Watch the lefty rhetorical swivel

That well known dance move:

But after its experts visited Britain for their annual survey, the IMF also warned of “significant” risks that growth will remain feeble and unemployment “unacceptably high”.

Some economists have said that, if the economy does stall, Mr Osborne should be prepared to relax his programme of cuts to borrow more and spend more.

By contrast, the IMF said that in such a scenario, the economy should be stimulated with a combination of more “quantitative easing” from the Bank of England and “temporary tax cuts” for businesses and low-income households.

For before the IM turned up all were hoping that they would say there must be a Plan B. One which increased spending. Now the IM has indeed offered a Plan B, one which suggests cutting taxes, of course the IMF will revert to just being neo-liberal bastards who don\’t know their arse from their elbow.

The reaswon the IMF gives seems logical:

Tax cuts would be “faster to implement and more credibly temporary” than any move to increase public spending, it said.

Quite. It is much faster to cut, say, national insurance payments than it is to gear up Whitehall to spend more. And it\’s a great deal more easily reversed as well.

But it\’s the State having less money to spend which is why it\’ll be rejected even by those who insist that there should be more fiscal expansion. Despite the fact that Keynes himself supported exactly that, the reduction of payroll taxes as a method of fiscal expansion. No, really, he did.

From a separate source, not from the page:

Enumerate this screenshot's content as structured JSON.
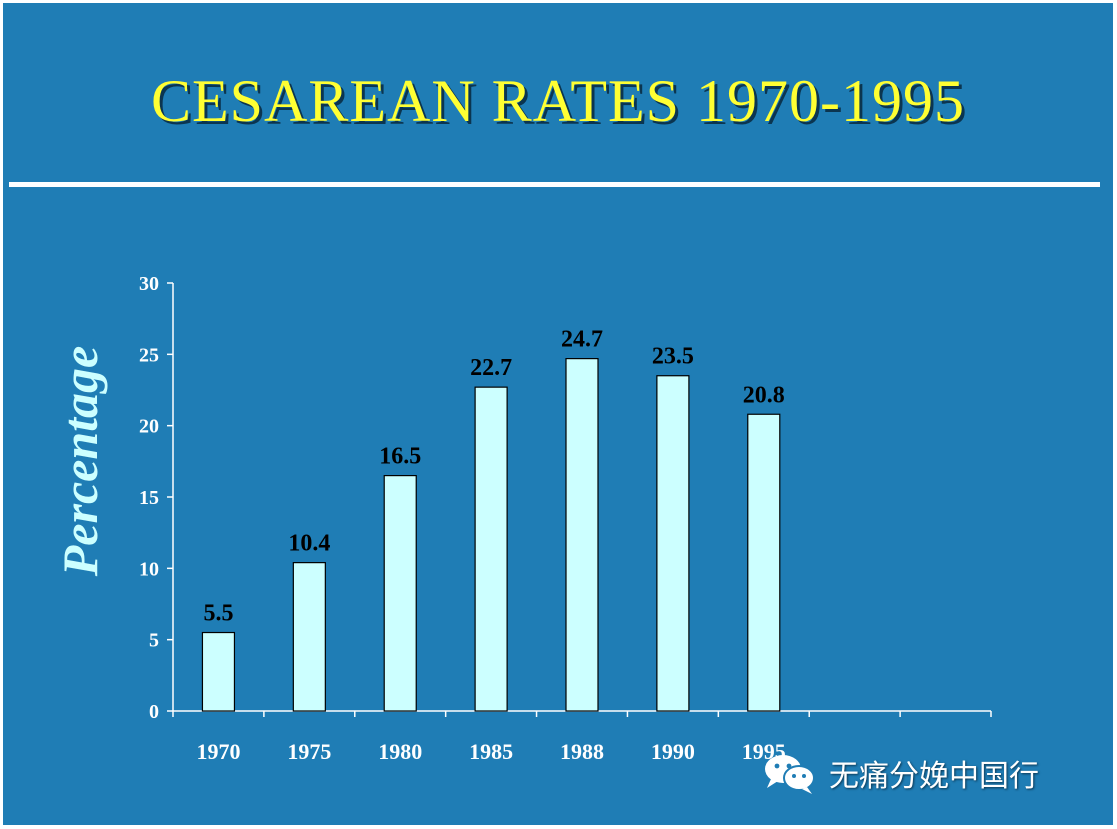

3 comments on “Watch the lefty rhetorical swivel

  1. One could watch the yardarm coming across on Comment Is Free during the press conference. A week or two back the IMF was a beacon of global coordination staffed with the finest economi minds in the world, and it was a shameful disgrace that Cameron had stymied McBroon’s angling for the top job. Within five minutes of it supporting Plan A it was a disgusting neo-con thinking shop stuffed with second rate economists from Chicago and Harvard, worthy of no further consideration.

  2. Is it really more easily reversed than say a one-off payment of £300? In some ways they are quite similar, I realise, but in the US they haven’t managed to reverse temporary tax cuts for years now.

  3. Well, that may be due to the fact that many hoped/thought that they would be “permanent”. Anyway, is a term of 8 years “temporary”?